Dec. 29 (Bloomberg) — President Barack Obama is under fire for saying he wants to boost investment in infrastructure in the next decade. The critics say this is flawed stimulus because infrastructure projects take too long to get started and don't boost the economy now.
Obama's best move would be to stop spending. But given that he won't, and that he has three more years in office, the right kind of infrastructure splurge might not be such a bad idea — especially if you don't call it a stimulus.
That at least is what the record of the 1930s, 1940s and 1950s suggests, especially when it came to the classic American infrastructure project, highway construction.
Back in the 1930s, presidents started with the proposition that the primary aim of all spending should be to put people to work. Road construction was viewed as one of the tools to that end. In a single year, between June 1933 and April 1934, relief workers repaired 500,000 miles of highways.
As historian Mark Rose has noted, in the mid-1930s, almost $3 billion, then a good share of an annual federal budget, was poured into highway projects by relief officials and the Bureau of Public Roads.
But observers, including President Franklin Roosevelt himself, began to notice flaws with this plan. For one thing, as today, road projects were not shovel-ready — their lengthy planning coincided with the direst moments of recession. By the late 1930s, Roosevelt concluded that highway programs generally "do not provide as much work as other methods of taking care of the unemployed."
In early 1938 the president suggested that federal assistance to roads ought to revert to pre-Depression levels. That April, he reluctantly allowed that appropriating an extra $100 million for roads was all right, but "only for projects which can be definitely started this calendar year."
What was worse, the Hoover and Roosevelt road outlays didn't make enough sense as infrastructure. A highway expert, Wilfred Owen, pointed out that New Deal construction had "denied congested metropolitan areas" and were instead "lavished upon local rural roads."
As the country emerged from World War II, it was clear the unprecedented 1930s spending hadn't prepared the U.S. for exploding postwar road use. General Dwight Eisenhower, for his part, was put off by the heavy political element of New Deal outlays.
Washington doesn't shift gears easily. As the 1950s began, lawmakers therefore also presented construction as a tool to create jobs or manage the business cycle. The memory of the Depression was fresh. Recessions were still hitting with regularity — there were four between the end of World War II and 1959.
Man of Action
But Eisenhower, now president, was a man of action. He recalled the embarrassing number of days — 62 — it had taken a cross-country convoy to get from Washington to San Francisco in 1919. In his view, the one good thing that Adolf Hitler had done was to build the Autobahn. Where was the American Autobahn? In the end the bill that Eisenhower was able to push through Congress was straightforward.

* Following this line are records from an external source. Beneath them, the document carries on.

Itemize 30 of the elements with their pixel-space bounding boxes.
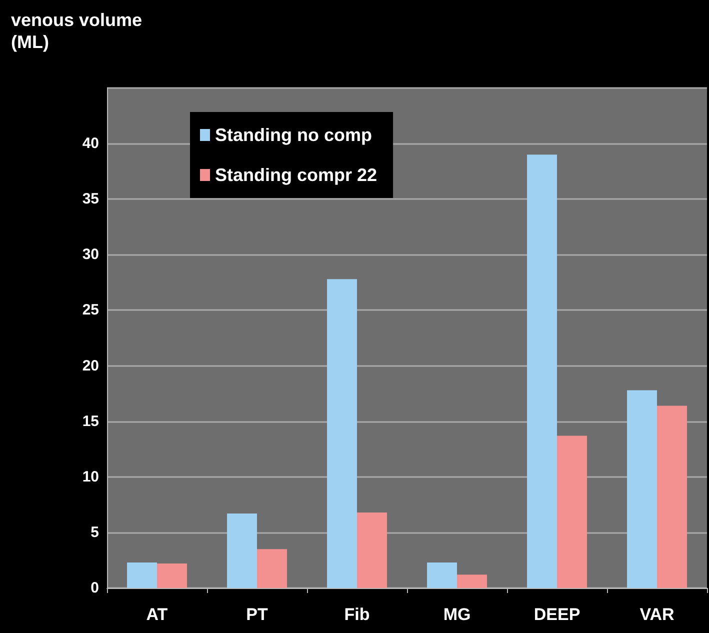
bar <box>557 436 587 588</box>
legend-label: Standing no comp <box>215 125 372 145</box>
y-tick-label: 40 <box>82 135 99 152</box>
bar <box>527 154 557 588</box>
bar <box>427 562 457 588</box>
y-tick-label: 35 <box>82 190 99 208</box>
x-tick-label: VAR <box>640 605 674 624</box>
y-axis-title: venous volume (ML) <box>11 10 142 52</box>
x-tick-label: AT <box>146 605 168 624</box>
x-tick-label: MG <box>443 605 471 624</box>
bar <box>227 514 257 588</box>
x-tick-label: Fib <box>344 605 370 624</box>
legend-label: Standing compr 22 <box>215 165 378 185</box>
bar <box>657 406 687 588</box>
x-tick-label: DEEP <box>534 605 580 624</box>
bar <box>327 279 357 588</box>
bar <box>157 564 187 588</box>
y-tick-label: 0 <box>90 580 99 596</box>
y-tick-label: 15 <box>82 412 99 430</box>
y-tick-label: 20 <box>82 357 99 374</box>
y-tick-label: 10 <box>82 468 99 486</box>
bar <box>257 549 287 588</box>
y-tick-label: 25 <box>82 302 99 319</box>
bar <box>457 574 487 588</box>
bar <box>627 390 657 588</box>
bar <box>357 512 387 588</box>
bar <box>127 562 157 588</box>
y-tick-label: 30 <box>82 246 99 264</box>
y-tick-label: 5 <box>90 524 99 541</box>
x-tick-label: PT <box>246 605 268 624</box>
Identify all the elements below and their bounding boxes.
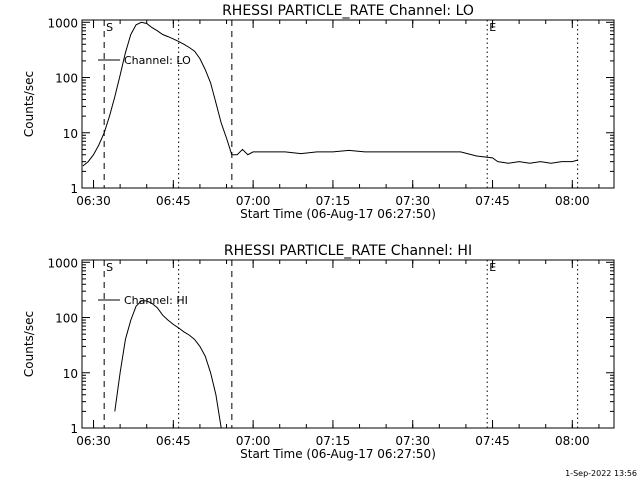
panel-2-y-tick-label-10: 10 [63,367,78,381]
panel-2-series-line-1 [114,300,222,429]
panel-1-marker-label-E: E [489,21,496,34]
panel-2-y-tick-label-1000: 1000 [47,256,78,270]
panel-1-y-tick-label-1: 1 [70,182,78,196]
panel-2-marker-label-S: S [106,261,113,274]
panel-1-y-tick-label-1000: 1000 [47,16,78,30]
panel-1-x-tick-label-07:45: 07:45 [475,194,510,208]
panel-1-y-tick-label-100: 100 [55,72,78,86]
panel-2-x-tick-label-07:30: 07:30 [395,434,430,448]
panel-2-y-tick-label-100: 100 [55,312,78,326]
panel-1-marker-label-S: S [106,21,113,34]
panel-1-legend-label: Channel: LO [124,54,191,67]
panel-2-x-tick-label-06:30: 06:30 [76,434,111,448]
panel-2-marker-label-E: E [489,261,496,274]
panel-1-y-tick-label-10: 10 [63,127,78,141]
panel-1-plot-frame [81,19,615,189]
panel-2-legend-label: Channel: HI [124,294,188,307]
panel-1-series-line-1 [82,21,578,167]
panel-2-chart-title: RHESSI PARTICLE_RATE Channel: HI [224,243,472,259]
panel-2-x-tick-label-06:45: 06:45 [156,434,191,448]
panel-1-x-tick-label-06:45: 06:45 [156,194,191,208]
panel-1-x-tick-label-07:30: 07:30 [395,194,430,208]
panel-2-x-tick-label-07:15: 07:15 [316,434,351,448]
panel-1-x-tick-label-07:15: 07:15 [316,194,351,208]
panel-1-x-axis-label: Start Time (06-Aug-17 06:27:50) [240,207,436,221]
panel-2-x-tick-label-08:00: 08:00 [555,434,590,448]
panel-1-chart-title: RHESSI PARTICLE_RATE Channel: LO [222,3,474,19]
panel-2-x-tick-label-07:45: 07:45 [475,434,510,448]
panel-2-y-tick-label-1: 1 [70,422,78,436]
panel-2-x-axis-label: Start Time (06-Aug-17 06:27:50) [240,447,436,461]
panel-1-y-axis-label: Counts/sec [22,71,36,137]
panel-1-x-tick-label-06:30: 06:30 [76,194,111,208]
panel-1-x-tick-label-07:00: 07:00 [236,194,271,208]
panel-2-x-tick-label-07:00: 07:00 [236,434,271,448]
panel-2-plot-frame [81,259,615,429]
footer-timestamp: 1-Sep-2022 13:56 [565,469,637,478]
panel-2-y-axis-label: Counts/sec [22,311,36,377]
panel-1-x-tick-label-08:00: 08:00 [555,194,590,208]
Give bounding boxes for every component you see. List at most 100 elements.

Under the Highway Act of 1956, the federal government spent billions to build new roads and piece together older ones and construct a national highway system. There were secondary goals, such as national defense and job creation, among them. But the most obvious goal, serving a country that wanted to move at 65 miles an hour, came first.
Less Than Optimal
The outcome of the interstate highway program wasn't optimal. It favored truckers over cities. The roads cut off some downtowns from the commerce that had heretofore sustained them. Minorities pointed out that their communities often bore the brunt of construction. According to Rose, some black political and business leaders spoke of white men's roads going through black men's bedrooms.
As for budgeting, the interstate so far outran its original cost estimates that Senator William Proxmire awarded it his so-called golden fleece prize for federal profligacy.
But on balance, the highway achievement lasted in a way that stimulus or make-work projects did not. In the 1960s, one quarter of all productivity gains came from highway improvements. The interstate did its part to make the U.S. an economic superpower. By concentrating on one coherent infrastructure project, we helped to assure growth.
There were other benefits. As early as 1959, the New York Times was publishing headlines that said things like "Pay Roads Save Time and Tempers as They Lead Tourists to Far Places."
Today the country can ill afford another trillion in stimulus. But if such an outlay is inevitable, then let that trillion go to a national Big Dig. As Eisenhower demonstrated, a growth project like a road can be superior to a new social program. A road, or a railway, or a plan to collect water in space, after all, reflects more hope. Obama will achieve the happiest outcome if he simply makes like Ike and plows forward.
(Amity Shlaes, senior fellow in economic history at the Council on Foreign Relations, is a Bloomberg News columnist. The opinions expressed are her own.)